Activation of the beta-catenin gene by interstitial deletions involving exon 3
in primary colorectal carcinomas without adenomatous polyposis coli mutations.

Iwao K, Nakamori S, Kameyama M, Imaoka S, Kinoshita M, Fukui T, Ishiguro S,
Nakamura Y, Miyoshi Y.

Department of Medical Genetics, Biomedical Research Center, Osaka University
Medical School, Suita City, Japan.

Among 222 primary colorectal cancers we examined, 58 showed no detectable APC
mutations by the protein truncation test.

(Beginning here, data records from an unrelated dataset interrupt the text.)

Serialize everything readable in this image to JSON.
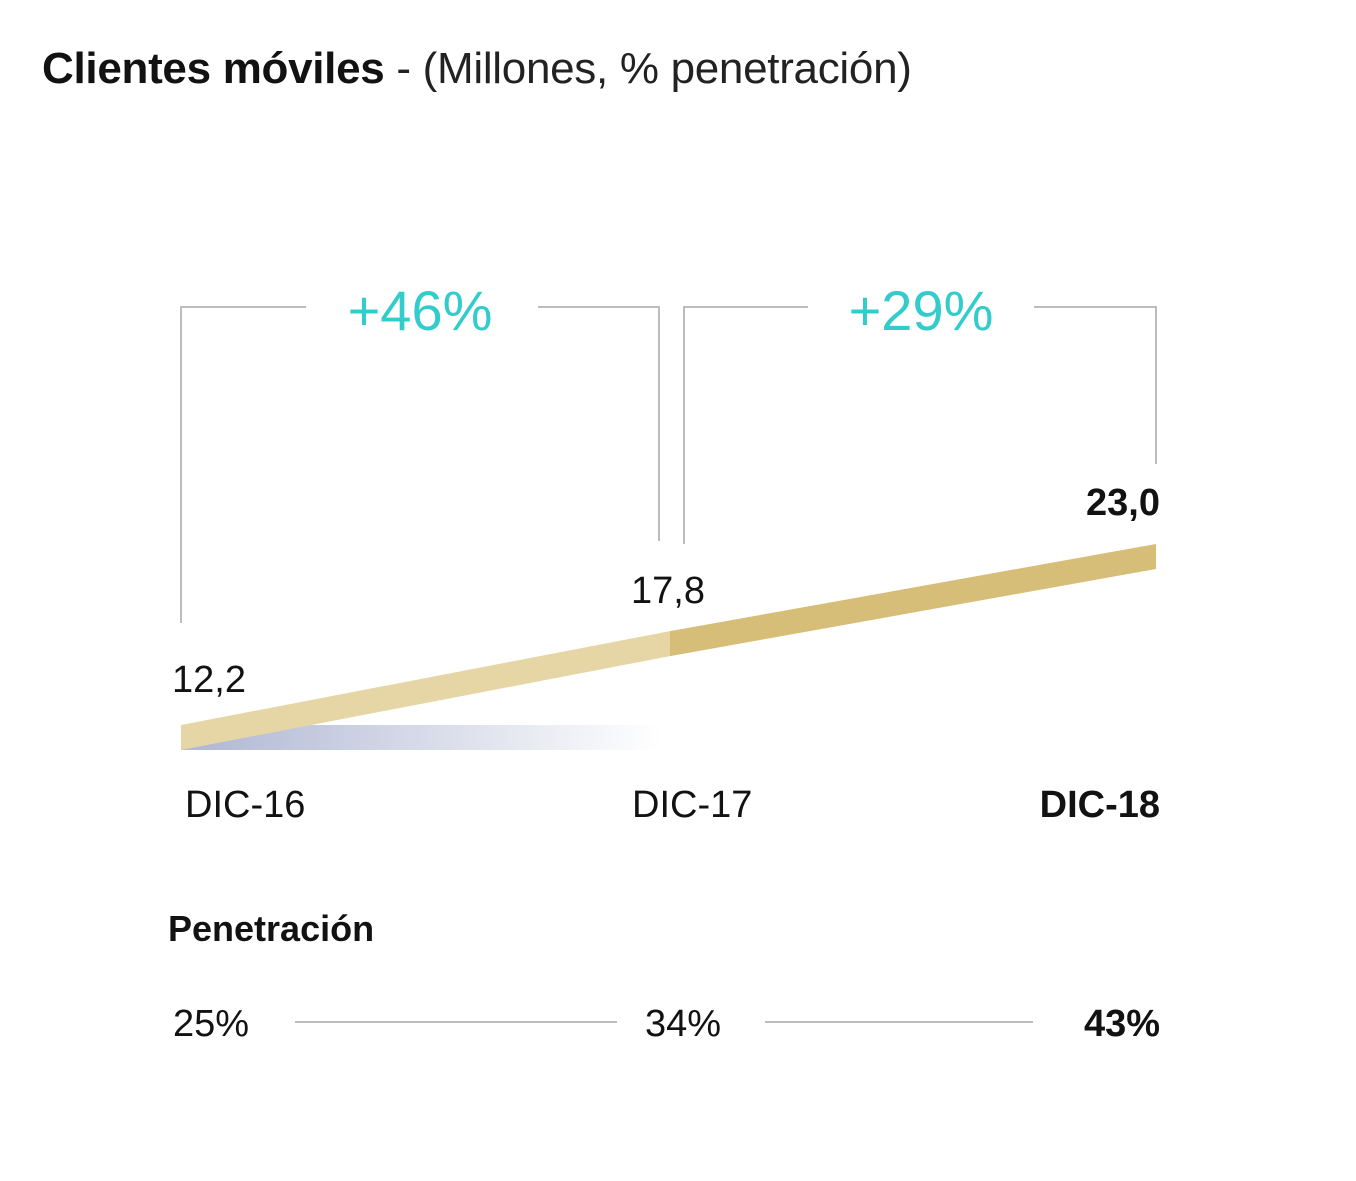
{
  "title": {
    "main": "Clientes móviles",
    "sub": " - (Millones, % penetración)"
  },
  "colors": {
    "growth": "#33CCCC",
    "line_light": "#E6D5A5",
    "line_dark": "#D7BE78",
    "shadow_blue": "#AEB6D2",
    "bracket": "#BDBDBD",
    "text": "#121212"
  },
  "chart_data": {
    "type": "line",
    "categories": [
      "DIC-16",
      "DIC-17",
      "DIC-18"
    ],
    "values": [
      12.2,
      17.8,
      23.0
    ],
    "value_labels": [
      "12,2",
      "17,8",
      "23,0"
    ],
    "growth": [
      {
        "from": "DIC-16",
        "to": "DIC-17",
        "label": "+46%"
      },
      {
        "from": "DIC-17",
        "to": "DIC-18",
        "label": "+29%"
      }
    ],
    "penetration": {
      "label": "Penetración",
      "values": [
        "25%",
        "34%",
        "43%"
      ]
    },
    "highlight": "DIC-18"
  }
}
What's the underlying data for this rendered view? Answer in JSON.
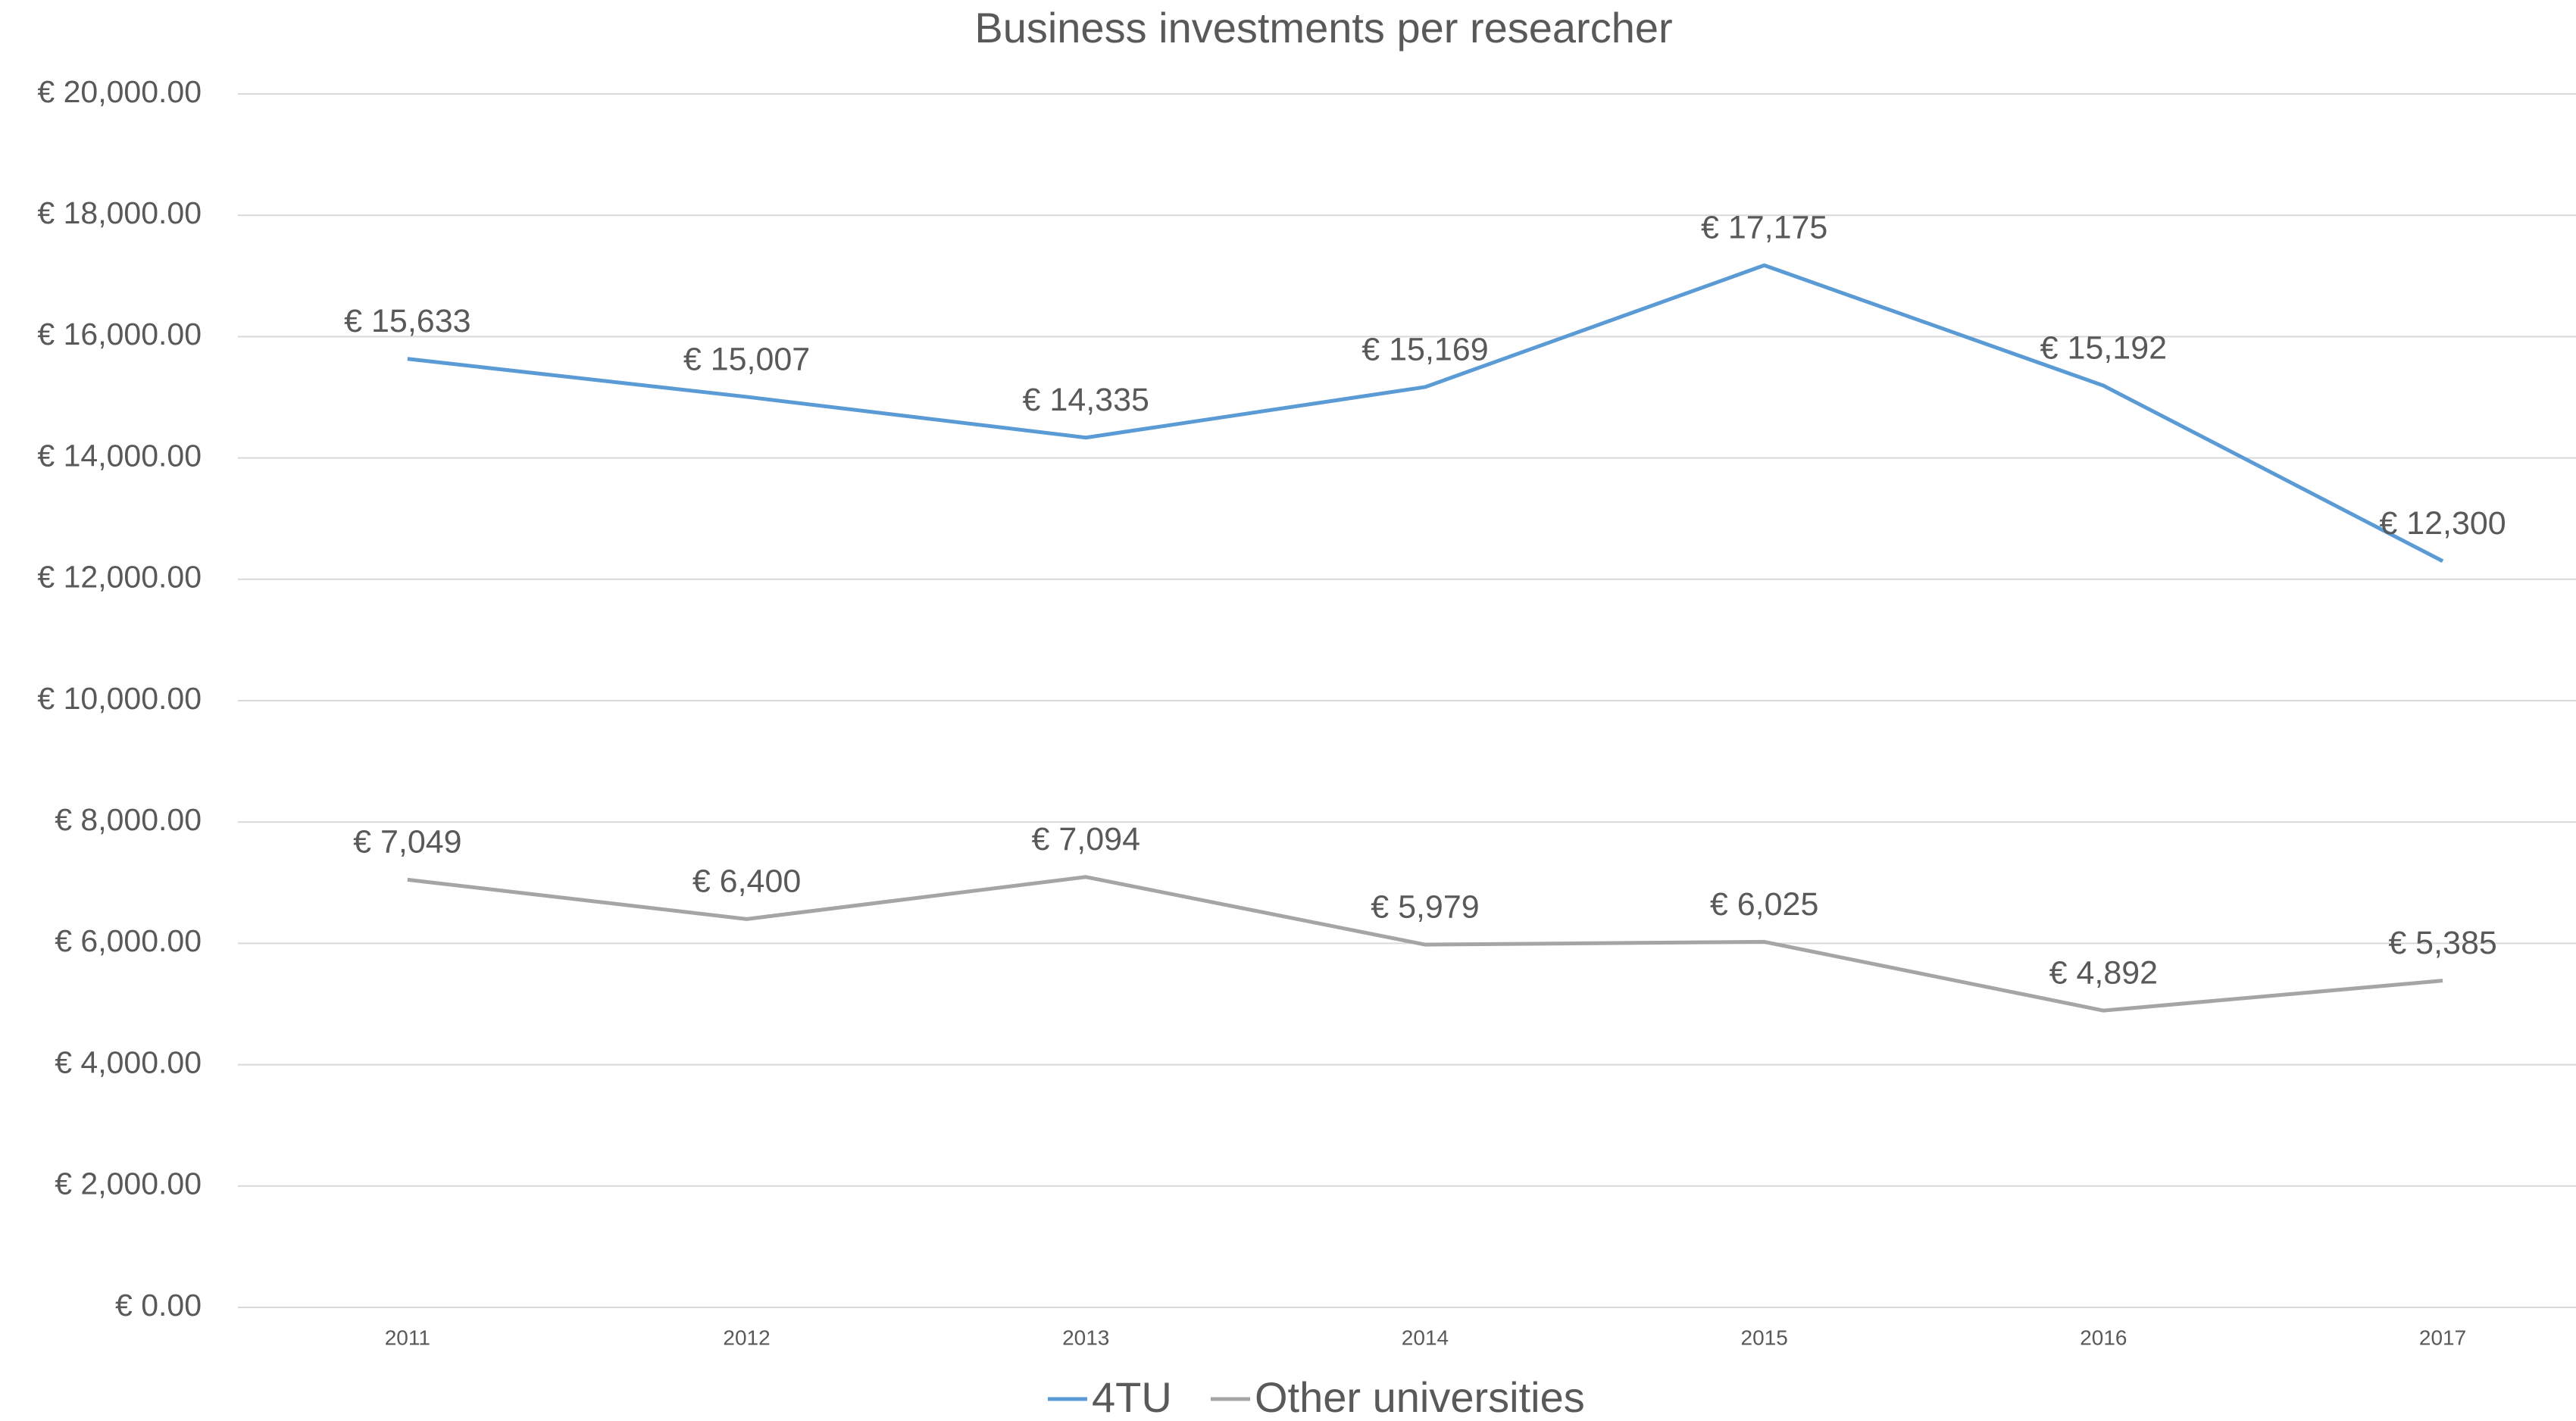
{
  "chart_data": {
    "type": "line",
    "title": "Business investments per researcher",
    "categories": [
      "2011",
      "2012",
      "2013",
      "2014",
      "2015",
      "2016",
      "2017"
    ],
    "series": [
      {
        "name": "4TU",
        "color": "#5b9bd5",
        "values": [
          15633,
          15007,
          14335,
          15169,
          17175,
          15192,
          12300
        ],
        "value_labels": [
          "€ 15,633",
          "€ 15,007",
          "€ 14,335",
          "€ 15,169",
          "€ 17,175",
          "€ 15,192",
          "€ 12,300"
        ]
      },
      {
        "name": "Other universities",
        "color": "#a5a5a5",
        "values": [
          7049,
          6400,
          7094,
          5979,
          6025,
          4892,
          5385
        ],
        "value_labels": [
          "€ 7,049",
          "€ 6,400",
          "€ 7,094",
          "€ 5,979",
          "€ 6,025",
          "€ 4,892",
          "€ 5,385"
        ]
      }
    ],
    "ylim": [
      0,
      20000
    ],
    "yticks": [
      {
        "value": 0,
        "label": "€ 0.00"
      },
      {
        "value": 2000,
        "label": "€ 2,000.00"
      },
      {
        "value": 4000,
        "label": "€ 4,000.00"
      },
      {
        "value": 6000,
        "label": "€ 6,000.00"
      },
      {
        "value": 8000,
        "label": "€ 8,000.00"
      },
      {
        "value": 10000,
        "label": "€ 10,000.00"
      },
      {
        "value": 12000,
        "label": "€ 12,000.00"
      },
      {
        "value": 14000,
        "label": "€ 14,000.00"
      },
      {
        "value": 16000,
        "label": "€ 16,000.00"
      },
      {
        "value": 18000,
        "label": "€ 18,000.00"
      },
      {
        "value": 20000,
        "label": "€ 20,000.00"
      }
    ],
    "grid": true,
    "legend": "bottom"
  }
}
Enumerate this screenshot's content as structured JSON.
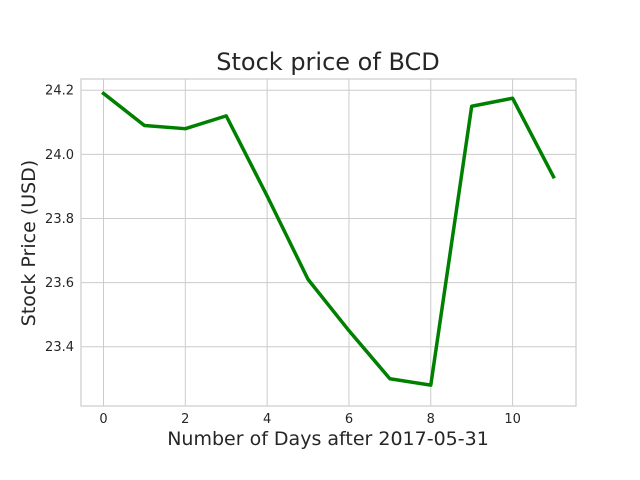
{
  "chart_data": {
    "type": "line",
    "title": "Stock price of BCD",
    "xlabel": "Number of Days after 2017-05-31",
    "ylabel": "Stock Price (USD)",
    "x": [
      0,
      1,
      2,
      3,
      4,
      5,
      6,
      7,
      8,
      9,
      10,
      11
    ],
    "series": [
      {
        "values": [
          24.19,
          24.09,
          24.08,
          24.12,
          23.87,
          23.61,
          23.45,
          23.3,
          23.28,
          24.15,
          24.175,
          23.93
        ],
        "color": "#008000"
      }
    ],
    "xlim": [
      -0.55,
      11.55
    ],
    "ylim": [
      23.215,
      24.235
    ],
    "xticks": [
      0,
      2,
      4,
      6,
      8,
      10
    ],
    "yticks": [
      23.4,
      23.6,
      23.8,
      24.0,
      24.2
    ],
    "yticklabels": [
      "23.4",
      "23.6",
      "23.8",
      "24.0",
      "24.2"
    ],
    "grid": true,
    "legend": "none"
  }
}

We screened those 58 tumors for
somatic mutations in the beta-catenin gene. Although amino acid substitutions in
serine or threonine residues in exon 3 had been reported, we found no such
mutations; however, in seven tumors, we detected somatic interstitial deletions
of 234-760 bp, each of which included all or part of exon 3. Short nucleotide
sequences at both ends of each deletion were either identical or complementary,
indicating that repeated or inversely repeated sequences were involved in the
somatic rearrangements. Reverse transcription-PCR experiments using RNAs
isolated from three of these seven tumors detected transcripts that lacked exon
3, in addition to the normal transcript. In one of these cases, we confirmed
accumulation of aberrant beta-catenin protein in cytoplasm and nuclei of cancer
cells by Western and immunohistochemical analyses. This result suggested that,
in the absence of a peptide encoded by exon 3, beta-catenin is stabilized and
has a dominant oncogenic effect on colorectal tumorigenesis.